Wednesday, November 18, 2009

Reflection

Do you ever wonder where you'd be in your life were it not for [fill in the blank]? I am fully aware that the very line of thought negates the "bloom where you're planted"/"Seize the Day" mentality that I typically try to keep. Seriously, though, I cannot be the only satisfied girl on the planet who reminisces about where she was ten years ago and looks forward to where she'll be ten years later.

The thing I've noticed lately is that when I think about what was and is to come, I never find myself wondering what life would be like without my husband. I think about what we'd be like if we'd successfully put off having kids for a few years, I think about what we'd be like if we'd never had any at all, I think about what we might be like with a few more and what life will be like when we finally get to experience being married without kids in the house. Sometimes I wonder what we'd be doing had we managed our finances properly as young single adults or what we'll do in five years when we've recuperated. I wonder what my appearance would be like had I not had more children, what it will be like when I'm able to exercise without children underfoot. I used to reminisce about myself, but now, instead of "What would my life have been like if...?" I wonder what OUR life would have been like if... or what it will be like when...

I used to think that five years of marriage would bring a routine, a constant, a general feeling of having the hang of it. But as we're living year number five, I'm realizing how much we're learning... about ourselves, about each other, about marriage. And the more I learn, the more I realize how little we know. I am SO excited to find out what marriage is like 10, 25, 50 years in. Because, so far, I still feel like I'm playing house a lot of the time. I feel excited about building a future with a wonderful man, and I'm having a blast living as his wife.

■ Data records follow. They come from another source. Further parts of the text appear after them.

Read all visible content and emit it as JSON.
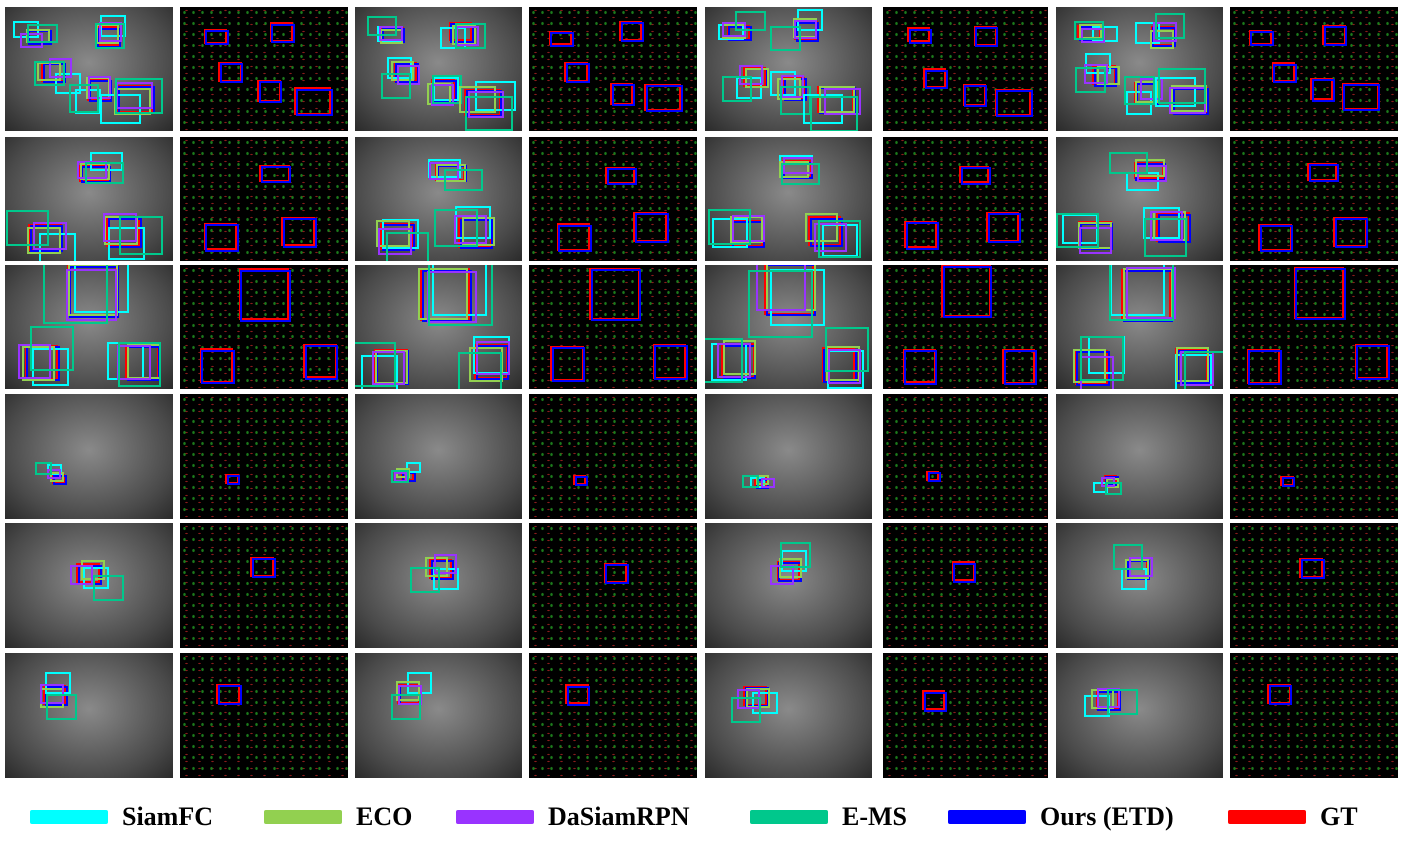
{
  "figure": {
    "rows": 6,
    "columns": 8,
    "column_types": [
      "grayscale",
      "event",
      "grayscale",
      "event",
      "grayscale",
      "event",
      "grayscale",
      "event"
    ]
  },
  "legend": [
    {
      "label": "SiamFC",
      "color": "#00FFFF"
    },
    {
      "label": "ECO",
      "color": "#92D050"
    },
    {
      "label": "DaSiamRPN",
      "color": "#9933FF"
    },
    {
      "label": "E-MS",
      "color": "#00C88C"
    },
    {
      "label": "Ours (ETD)",
      "color": "#0000FF"
    },
    {
      "label": "GT",
      "color": "#FF0000"
    }
  ]
}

I can't imagine where I'd be had I not discovered what marriage should really be like... had I remained trapped by the high school girl naivety about finding self worth in men. I have to admit, when it comes to raising my daughters to be strong, traditional, Godly, and feminine, I'm groping around in the dark a lot of the time. Some days I find myself praying before each sentence I speak to Big Sister. Though we come with our share of faults and weaknesses, it's comforting to know that God has provided a healthy marriage for my daughters to witness, one that sets an example of how preciously she deserves to be treated should she be called to the vocation of marriage. And I thank God every day that Little Mister is watching his Daddy be a dedicated, loving, strong father and husband.


Thanks for stopping by,

1 comment:

Mrs. Haid said...

I know what you mean when you say finding your self worth in men.

We were really like that, weren't we? And I don't think I would have listened or understood had someone tried to explain it to me then.